I ran command line backup on travel-sample bucket and the directory structure and files that i see is different then given in the documentation link. I don’t see any shard* file in data directory instead i see failoverlog*.fol, data*.rift, index*.sqlite, snapshot*.snp, stats.json files. Can someone please help to understand what are this files and how is data stored ? Is there any documentation on command line backed-up?
Configuration : 3 node cluster with couchbase 7.0 version
The archive layout created by ‘cbbackupmgr’ has changed a fair bit since that
documentation was written and as a consequence, the documentation is now
out-of-date.
In the past we’ve given slightly more information about the layout/storage
formats, however, we (the maintainers) agree that it should be removed for a
couple of reasons:
Ideally, it’s not something users need to understand/care about (cbbackupmgr
should just work, it shouldn’t matter how the data is stored/formatted)

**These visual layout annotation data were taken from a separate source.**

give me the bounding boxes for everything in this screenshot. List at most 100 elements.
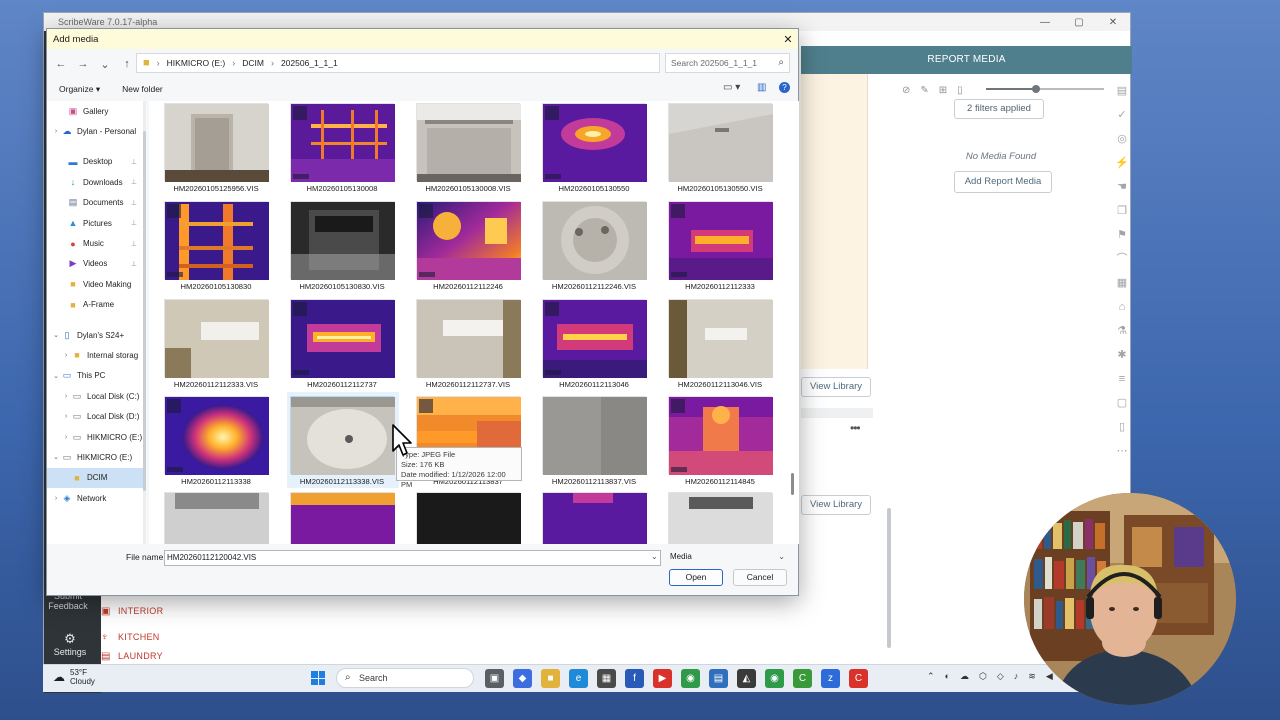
volume-icon[interactable]: ◀ (1046, 671, 1053, 682)
file-tile[interactable] (275, 490, 397, 544)
nav-item[interactable]: › ■ Internal storag (47, 345, 143, 365)
navigation-scrollbar[interactable] (143, 101, 146, 544)
slider-handle[interactable] (1031, 85, 1040, 93)
room-laundry[interactable]: ▤ LAUNDRY (101, 651, 261, 663)
preview-pane-icon[interactable]: ▥ (757, 82, 766, 93)
scribeware-icon[interactable]: C (849, 669, 868, 688)
nav-item[interactable]: ■ Video Making (47, 274, 143, 294)
nav-item[interactable]: ▤ Documents ⊥ (47, 193, 143, 213)
file-tile[interactable]: HM20260112113837.VIS (527, 394, 649, 490)
view-library-button-2[interactable]: View Library (801, 495, 871, 515)
hand-icon[interactable]: ☚ (1117, 179, 1127, 195)
maximize-button[interactable]: ▢ (1062, 17, 1096, 28)
microphone-icon[interactable]: ♪ (1014, 671, 1019, 682)
nav-item[interactable]: ■ A-Frame (47, 295, 143, 315)
store-icon[interactable]: ▦ (597, 669, 616, 688)
file-grid-scrollbar[interactable] (790, 101, 796, 544)
breadcrumb-drive[interactable]: HIKMICRO (E:) (167, 58, 226, 68)
file-explorer-icon[interactable]: ■ (541, 669, 560, 688)
grid-icon[interactable]: ▦ (1117, 275, 1127, 291)
file-tile[interactable]: HM20260112113338.VIS (275, 392, 399, 490)
camtasia-icon[interactable]: C (793, 669, 812, 688)
open-button[interactable]: Open (669, 569, 723, 586)
search-input[interactable]: Search 202506_1_1_1 ⌕ (665, 53, 790, 73)
edge-icon[interactable]: e (569, 669, 588, 688)
room-interior[interactable]: ▣ INTERIOR (101, 600, 261, 622)
settings-button[interactable]: ⚙ Settings (48, 631, 92, 657)
panel-icon[interactable]: ▤ (1117, 83, 1127, 99)
chevron-up-icon[interactable]: ⌃ (927, 671, 935, 682)
file-type-select[interactable]: Media ⌄ (667, 550, 789, 566)
file-tile[interactable]: HM20260112112333.VIS (149, 297, 271, 393)
weather-widget[interactable]: ☁ 53°F Cloudy (53, 668, 95, 686)
close-button[interactable]: ✕ (1096, 17, 1130, 28)
nav-item[interactable]: ▣ Gallery (47, 101, 143, 121)
bug-icon[interactable]: ✱ (1117, 347, 1126, 363)
scroll-thumb[interactable] (791, 473, 794, 495)
start-button[interactable] (311, 671, 325, 685)
back-icon[interactable]: ← (50, 58, 72, 70)
copy-icon[interactable]: ❐ (1117, 203, 1127, 219)
file-tile[interactable]: HM20260112113046.VIS (653, 297, 775, 393)
nav-item[interactable]: › ◈ Network (47, 488, 143, 508)
room-kitchen[interactable]: ♆ KITCHEN (101, 626, 261, 648)
flask-icon[interactable]: ⚗ (1117, 323, 1127, 339)
zoom-icon[interactable]: z (821, 669, 840, 688)
chevron-icon[interactable]: › (51, 495, 61, 502)
nav-item[interactable]: ■ DCIM (47, 467, 143, 489)
tray-app-icon[interactable]: ◐ (945, 671, 950, 682)
file-tile[interactable]: HM20260112112737 (275, 297, 397, 393)
file-tile[interactable]: HM20260105130008.VIS (401, 101, 523, 197)
nav-item[interactable]: › ▭ HIKMICRO (E:) (47, 427, 143, 447)
file-tile[interactable]: HM20260112113338 (149, 394, 271, 490)
nav-item[interactable]: › ▭ Local Disk (D:) (47, 406, 143, 426)
plug-icon[interactable]: ⚡ (1115, 155, 1129, 171)
file-tile[interactable]: HM20260105130550 (527, 101, 649, 197)
file-name-input[interactable]: HM20260112120042.VIS (164, 550, 661, 566)
nav-item[interactable]: ▬ Desktop ⊥ (47, 152, 143, 172)
check-icon[interactable]: ✓ (1117, 107, 1126, 123)
nav-item[interactable]: ⌄ ▭ HIKMICRO (E:) (47, 447, 143, 467)
file-tile[interactable]: HM20260105130550.VIS (653, 101, 775, 197)
task-view-icon[interactable]: ▣ (485, 669, 504, 688)
nav-item[interactable]: › ☁ Dylan - Personal (47, 121, 143, 141)
zoom-slider[interactable] (986, 85, 1104, 93)
run-icon[interactable]: ⚑ (1117, 227, 1127, 243)
file-tile[interactable] (149, 490, 271, 544)
more-icon[interactable]: ⋯ (1117, 443, 1128, 459)
file-tile[interactable]: HM20260105130830.VIS (275, 199, 397, 295)
target-icon[interactable]: ◎ (1117, 131, 1127, 147)
facebook-icon[interactable]: f (625, 669, 644, 688)
copilot-icon[interactable]: ◆ (513, 669, 532, 688)
chrome-icon[interactable]: ◉ (681, 669, 700, 688)
chevron-icon[interactable]: ⌄ (51, 453, 61, 461)
nav-item[interactable]: ⌄ ▯ Dylan's S24+ (47, 325, 143, 345)
nav-item[interactable]: ↓ Downloads ⊥ (47, 172, 143, 192)
chevron-icon[interactable]: ⌄ (51, 331, 61, 339)
nav-item[interactable]: › ▭ Local Disk (C:) (47, 386, 143, 406)
taskbar-search[interactable]: ⌕ Search (336, 668, 474, 688)
breadcrumb-dcim[interactable]: DCIM (242, 58, 264, 68)
history-chevron-icon[interactable]: ⌄ (94, 58, 116, 71)
file-tile[interactable]: HM20260105130008 (275, 101, 397, 197)
file-tile[interactable]: HM20260105130830 (149, 199, 271, 295)
file-tile[interactable] (401, 490, 523, 544)
list-icon[interactable]: ≡ (1119, 371, 1125, 387)
scroll-thumb[interactable] (143, 131, 146, 491)
file-icon[interactable]: ▢ (1117, 395, 1127, 411)
more-options-icon[interactable]: ••• (850, 421, 861, 435)
cancel-button[interactable]: Cancel (733, 569, 787, 586)
add-image-icon[interactable]: ⊞ (939, 85, 947, 96)
file-tile[interactable]: HM20260112112737.VIS (401, 297, 523, 393)
wifi-icon[interactable]: ≋ (1028, 671, 1036, 682)
youtube-icon[interactable]: ▶ (653, 669, 672, 688)
view-library-button[interactable]: View Library (801, 377, 871, 397)
chevron-icon[interactable]: › (61, 434, 71, 441)
file-tile[interactable] (527, 490, 649, 544)
nav-item[interactable]: ● Music ⊥ (47, 233, 143, 253)
chevron-icon[interactable]: › (61, 413, 71, 420)
pencil-icon[interactable]: ✎ (920, 85, 928, 96)
file-tile[interactable]: HM20260112112246.VIS (527, 199, 649, 295)
forward-icon[interactable]: → (72, 58, 94, 70)
file-tile[interactable]: HM20260105125956.VIS (149, 101, 271, 197)
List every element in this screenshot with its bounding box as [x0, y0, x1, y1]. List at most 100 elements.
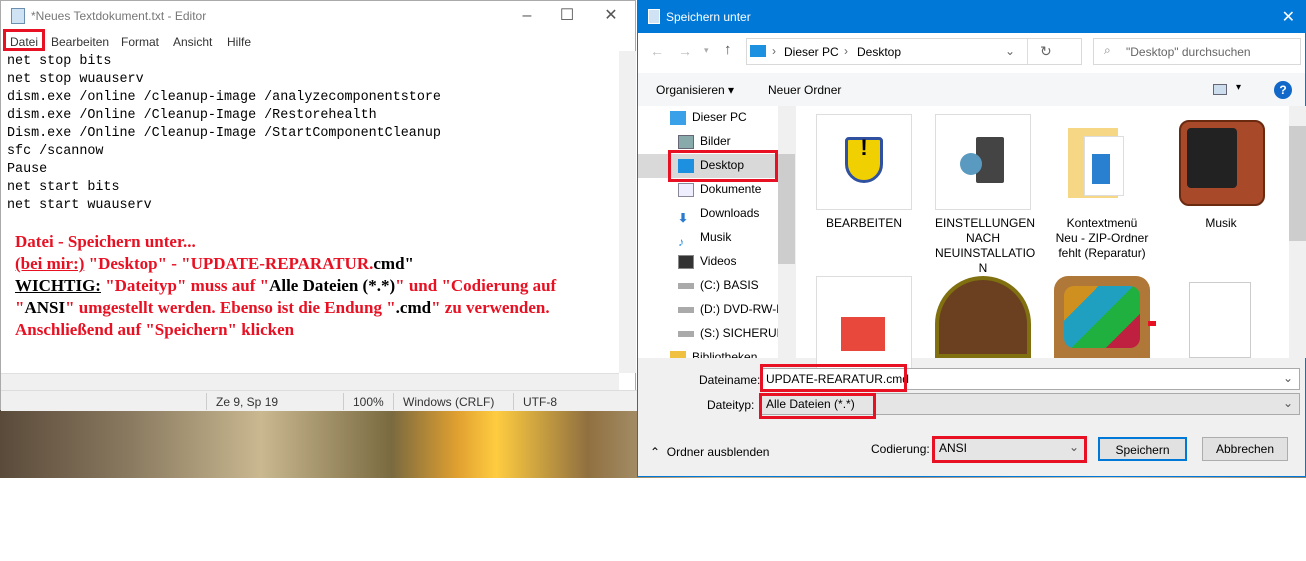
file-item[interactable]: Musik: [1173, 114, 1269, 231]
maximize-button[interactable]: ☐: [547, 5, 587, 27]
navigation-pane: Dieser PC Bilder Desktop Dokumente ⬇ Down…: [638, 106, 795, 358]
code-line: sfc /scannow: [7, 144, 104, 159]
text-file-icon[interactable]: [1189, 282, 1251, 358]
close-button[interactable]: ✕: [1282, 7, 1295, 27]
search-icon: ⌕: [1104, 43, 1111, 57]
highlight-box: [760, 364, 907, 392]
files-scrollbar[interactable]: [1289, 106, 1306, 358]
menu-hilfe[interactable]: Hilfe: [227, 35, 251, 49]
zoom-level: 100%: [353, 395, 384, 409]
toolbox-icon: [841, 317, 885, 351]
notepad-titlebar[interactable]: *Neues Textdokument.txt - Editor – ☐ ✕: [1, 1, 635, 31]
nav-item-musik[interactable]: ♪ Musik: [678, 226, 778, 250]
note-text: "Dateityp" muss auf ": [100, 276, 270, 295]
file-list: ! BEARBEITEN EINSTELLUNGEN NACH NEUINSTAL…: [796, 106, 1289, 372]
refresh-icon[interactable]: ↻: [1040, 43, 1052, 60]
back-arrow-icon[interactable]: ←: [650, 43, 664, 59]
nav-item-d-drive[interactable]: (D:) DVD-RW-L: [678, 298, 778, 322]
menu-ansicht[interactable]: Ansicht: [173, 35, 212, 49]
nav-item-s-drive[interactable]: (S:) SICHERUNG: [678, 322, 778, 346]
help-icon[interactable]: ?: [1274, 81, 1292, 99]
cancel-button[interactable]: Abbrechen: [1202, 437, 1288, 461]
registry-icon: [1092, 154, 1110, 184]
view-options-icon[interactable]: [1213, 84, 1227, 95]
save-as-dialog: Speichern unter ✕ ← → ▾ ↑ › Dieser PC › …: [637, 0, 1306, 477]
status-bar: Ze 9, Sp 19 100% Windows (CRLF) UTF-8: [1, 390, 637, 411]
notepad-icon: [648, 9, 660, 24]
nav-item-bibliotheken[interactable]: Bibliotheken: [670, 346, 770, 358]
note-text: ANSI: [24, 298, 66, 317]
encoding-label: Codierung:: [871, 442, 930, 456]
note-text: .cmd: [395, 298, 432, 317]
encoding: UTF-8: [523, 395, 557, 409]
new-folder-button[interactable]: Neuer Ordner: [768, 83, 841, 97]
cursor-position: Ze 9, Sp 19: [216, 395, 279, 409]
file-item[interactable]: ! BEARBEITEN: [816, 114, 912, 231]
breadcrumb-item[interactable]: Desktop: [857, 45, 901, 59]
window-title: *Neues Textdokument.txt - Editor: [31, 9, 207, 23]
up-arrow-icon[interactable]: ↑: [724, 41, 732, 58]
search-input[interactable]: ⌕ "Desktop" durchsuchen: [1093, 38, 1301, 65]
code-line: Dism.exe /Online /Cleanup-Image /StartCo…: [7, 126, 441, 141]
nav-item-dieser-pc[interactable]: Dieser PC: [670, 106, 770, 130]
note-text: " umgestellt werden. Ebenso ist die Endu…: [65, 298, 396, 317]
file-item[interactable]: Kontextmenü Neu - ZIP-Ordner fehlt (Repa…: [1054, 114, 1150, 261]
dialog-toolbar: Organisieren ▾ Neuer Ordner ▾ ?: [638, 73, 1305, 106]
search-placeholder: "Desktop" durchsuchen: [1126, 45, 1251, 59]
game-icon[interactable]: [935, 276, 1031, 358]
code-line: dism.exe /online /cleanup-image /analyze…: [7, 90, 441, 105]
note-text: "Desktop" - "UPDATE-REPARATUR.: [84, 254, 374, 273]
note-text: (bei mir:): [15, 254, 85, 273]
nav-scrollbar[interactable]: [778, 106, 795, 358]
highlight-box: [932, 436, 1087, 463]
code-line: dism.exe /Online /Cleanup-Image /Restore…: [7, 108, 377, 123]
desktop-icon: [750, 45, 766, 57]
code-line: Pause: [7, 162, 48, 177]
note-line: (bei mir:) "Desktop" - "UPDATE-REPARATUR…: [15, 253, 615, 275]
dialog-titlebar[interactable]: Speichern unter ✕: [638, 1, 1305, 33]
nav-item-videos[interactable]: Videos: [678, 250, 778, 274]
notepad-window: *Neues Textdokument.txt - Editor – ☐ ✕ D…: [0, 0, 637, 411]
breadcrumb-item[interactable]: Dieser PC: [784, 45, 839, 59]
note-text: " zu verwenden.: [431, 298, 550, 317]
hide-folders-button[interactable]: ⌃ Ordner ausblenden: [650, 445, 769, 459]
organize-button[interactable]: Organisieren ▾: [656, 83, 734, 97]
gear-icon: [960, 153, 982, 175]
menu-bar: Datei Bearbeiten Format Ansicht Hilfe: [1, 29, 635, 51]
note-line: Datei - Speichern unter...: [15, 232, 196, 251]
minimize-button[interactable]: –: [507, 5, 547, 27]
nav-item-downloads[interactable]: ⬇ Downloads: [678, 202, 778, 226]
code-line: net start bits: [7, 180, 120, 195]
forward-arrow-icon[interactable]: →: [678, 43, 692, 59]
note-text: cmd": [373, 254, 414, 273]
close-button[interactable]: ✕: [591, 5, 631, 27]
address-bar[interactable]: › Dieser PC › Desktop ⌄ ↻: [746, 38, 1082, 65]
recent-chevron-icon[interactable]: ▾: [704, 45, 709, 56]
menu-bearbeiten[interactable]: Bearbeiten: [51, 35, 109, 49]
navigation-bar: ← → ▾ ↑ › Dieser PC › Desktop ⌄ ↻ ⌕ "Des…: [638, 33, 1305, 73]
nav-item-c-drive[interactable]: (C:) BASIS: [678, 274, 778, 298]
filename-label: Dateiname:: [699, 373, 761, 387]
view-dropdown-icon[interactable]: ▾: [1236, 82, 1241, 93]
highlight-box: [3, 29, 45, 51]
warning-shield-icon: !: [845, 137, 883, 183]
chevron-down-icon[interactable]: ⌄: [1005, 44, 1015, 58]
line-ending: Windows (CRLF): [403, 395, 495, 409]
save-button[interactable]: Speichern: [1098, 437, 1187, 461]
game-icon[interactable]: [1054, 276, 1150, 358]
text-editor[interactable]: net stop bits net stop wuauserv dism.exe /…: [7, 53, 441, 215]
dialog-title: Speichern unter: [666, 10, 751, 24]
highlight-box: [759, 393, 876, 419]
file-item[interactable]: EINSTELLUNGEN NACH NEUINSTALLATIO N: [935, 114, 1035, 276]
music-app-icon: [1179, 120, 1265, 206]
menu-format[interactable]: Format: [121, 35, 159, 49]
code-line: net start wuauserv: [7, 198, 152, 213]
notepad-icon: [11, 8, 25, 24]
horizontal-scrollbar[interactable]: [1, 373, 619, 390]
file-item[interactable]: [816, 276, 912, 378]
filetype-label: Dateityp:: [707, 398, 755, 412]
note-text: Alle Dateien (*.*): [269, 276, 396, 295]
instruction-note: Datei - Speichern unter... (bei mir:) "D…: [15, 231, 615, 341]
code-line: net stop wuauserv: [7, 72, 144, 87]
vertical-scrollbar[interactable]: [619, 51, 636, 373]
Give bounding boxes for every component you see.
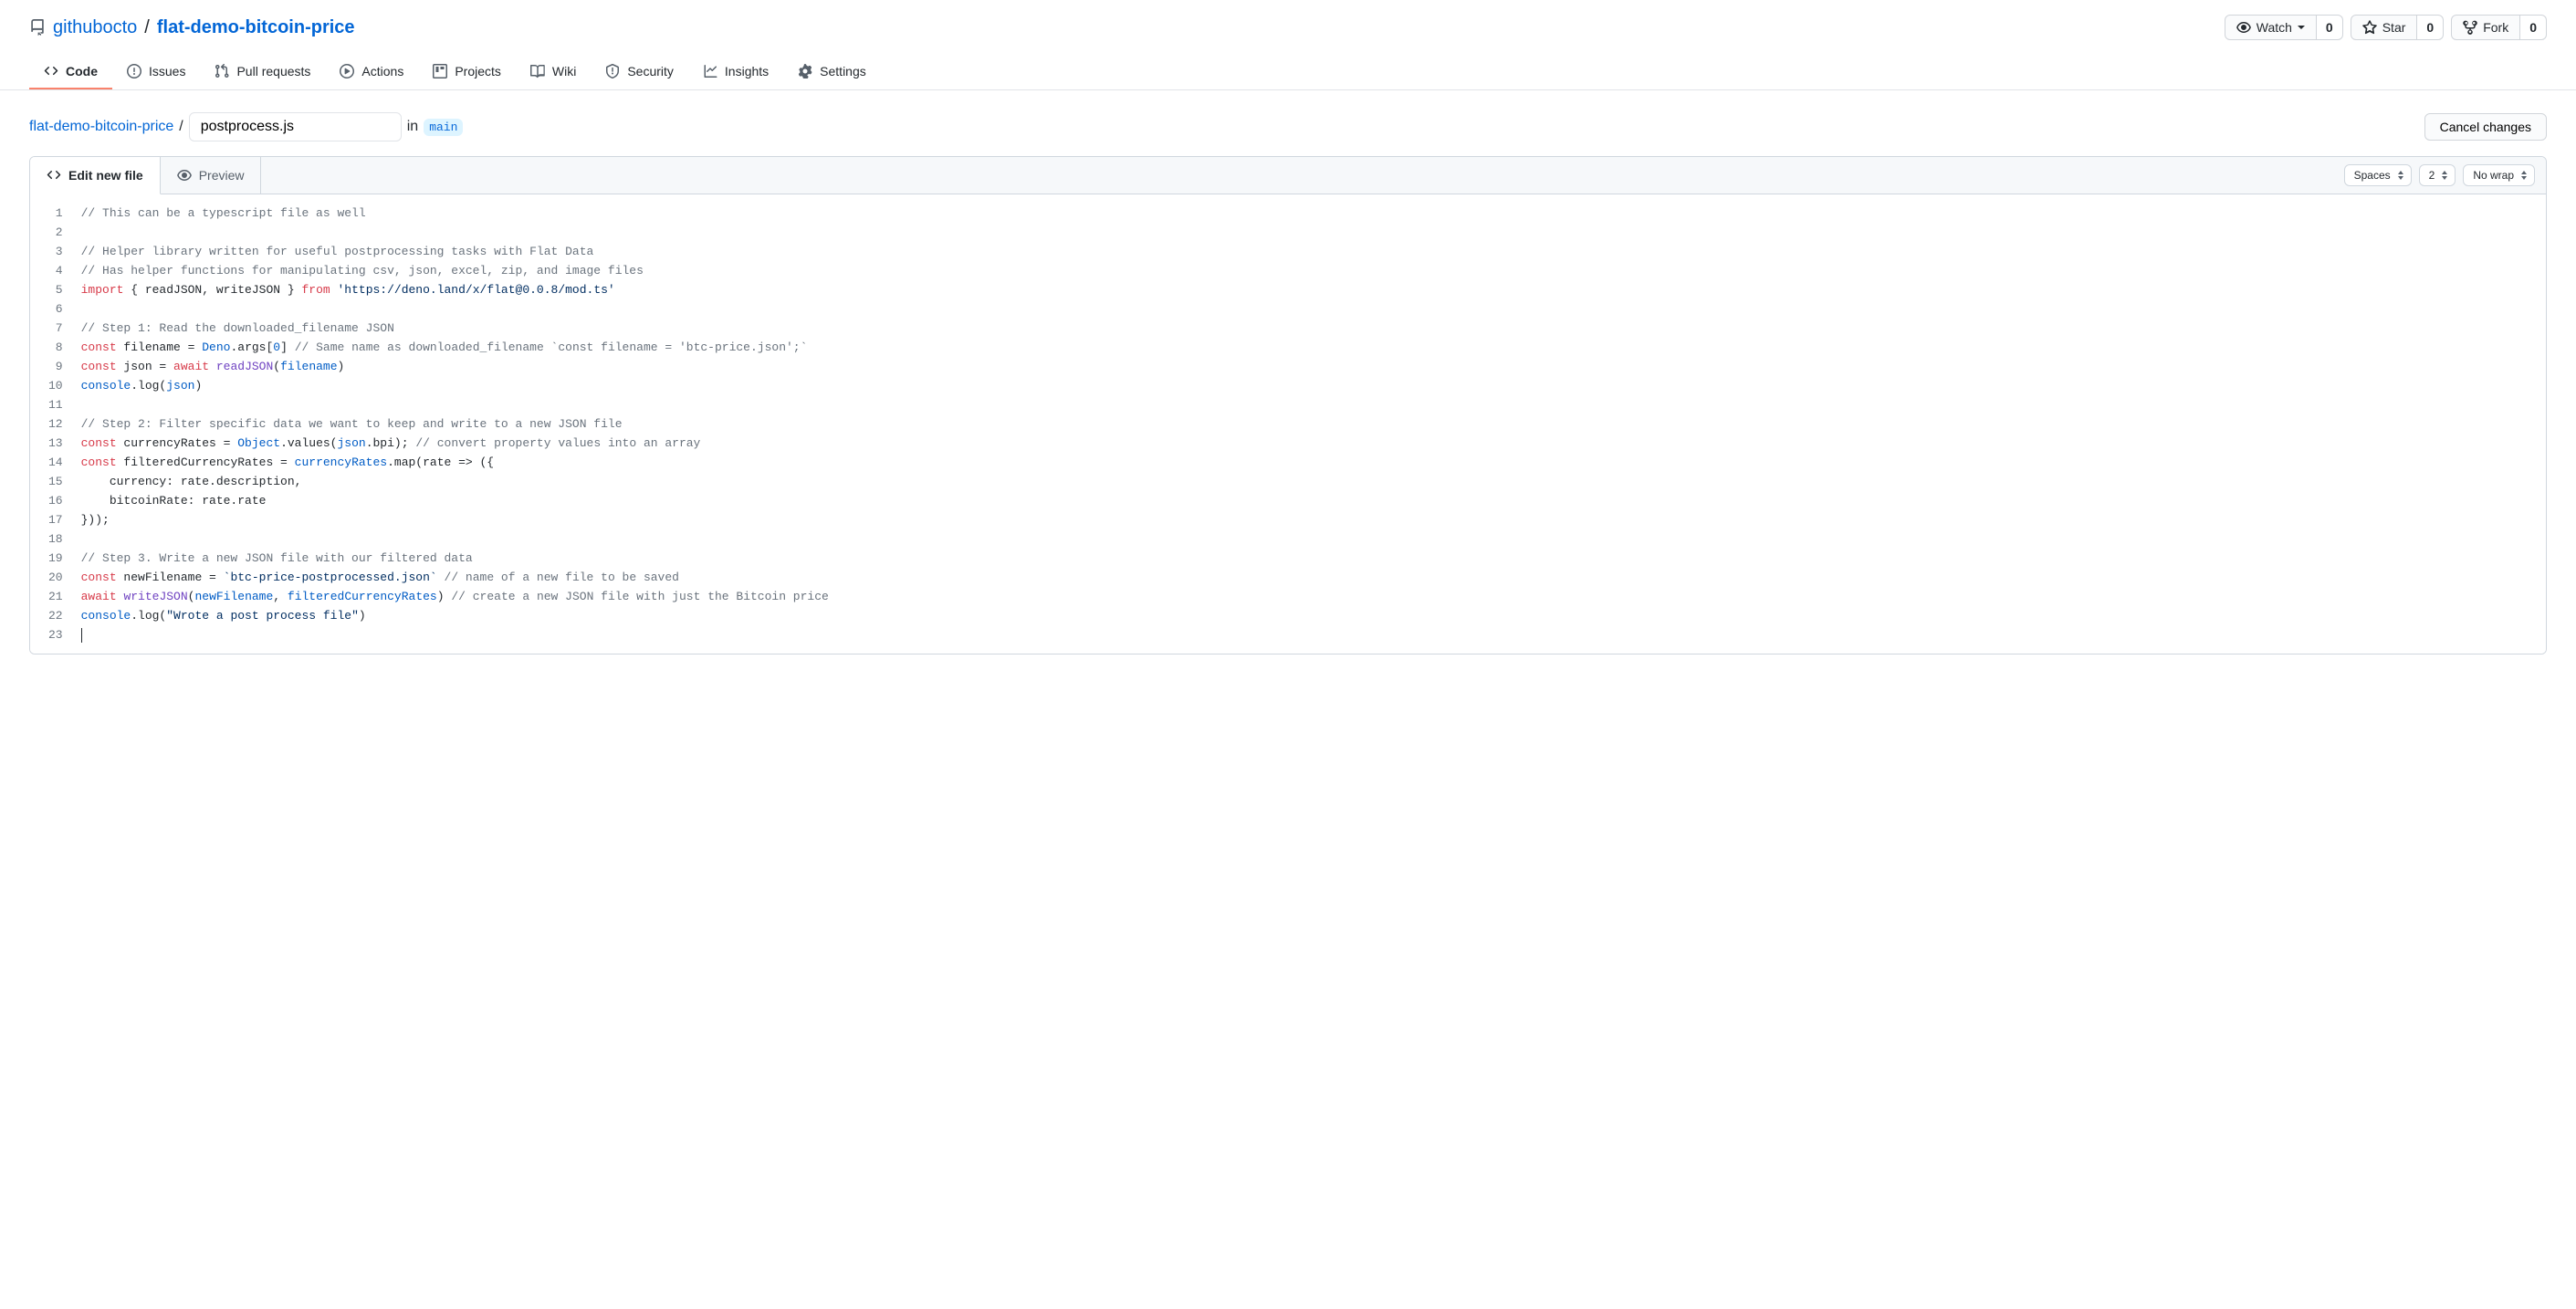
- fork-icon: [2463, 20, 2477, 35]
- wrap-select[interactable]: No wrap: [2463, 164, 2535, 186]
- fork-count[interactable]: 0: [2520, 15, 2547, 40]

The format shouldn’t be changed/modified in any way, otherwise users may
experience undefined behavior.
a) In 7.0.0, a README.md was added to the repository which indicates this
# Repository repo
Creation Time: 2021-08-09T12:18:01+01:00
Author: Unknown
Version: cbbackupmgr-master-831fc4b6
This is a repository created by the cbbackupmgr tool, please don't alter any of the files as this may result in unexpected
behaviour.
The format is subject to change, it has and will continue to evolve as we
add new features in the future.
As such, I’ve created DOC-8948 which can be used to track the removal of the
archive layout documentation.
If you’re interested, we do have some high level overviews of the backup
architecture/design/features in the form of Connect videos that are available
on our YouTube channel.
Thanks for sharing the link. I had doubts since there are many files created and i wanted to what each file format means?
So will it be possible to get some information on that? Also for empty buckets also i see many files created under the data directory.
You’re correct, newer versions of cbbackupmgr will create a lot more files than previous versions for various reasons; most importantly performance.
Regarding what the file formats mean:
The .snp files contain DCP snapshot metadata
The .fol files contain DCP failover logs
Rift storage files (briefly covered in the S3 video as it was a requirement for native cloud integration)
a) The index_[\d+].sqlite.[\d+] files are storage indexes, they contain metadata/locations for document data
b) The data_[\d+].rift.[\d+] files contain packed document metadata/data
General metadata files .info, .backup, backup-meta.json etc. are all JSON files
It’s worth noting that the formats/locations have changed significantly between versions so this information won’t be correct for older versions (for example, those that use SQLite/ForestDB).
Regarding the creation of “many files” for a backup of an empty bucket, this is to be expected; cbbackupmgr will still open DCP streams to the bucket and persist the failover logs for each vBucket. This metadata is used when calculating the data which should be streamed when creating the next incremental backup.
Hopefully I’ve covered your questions, if I haven’t please let me know.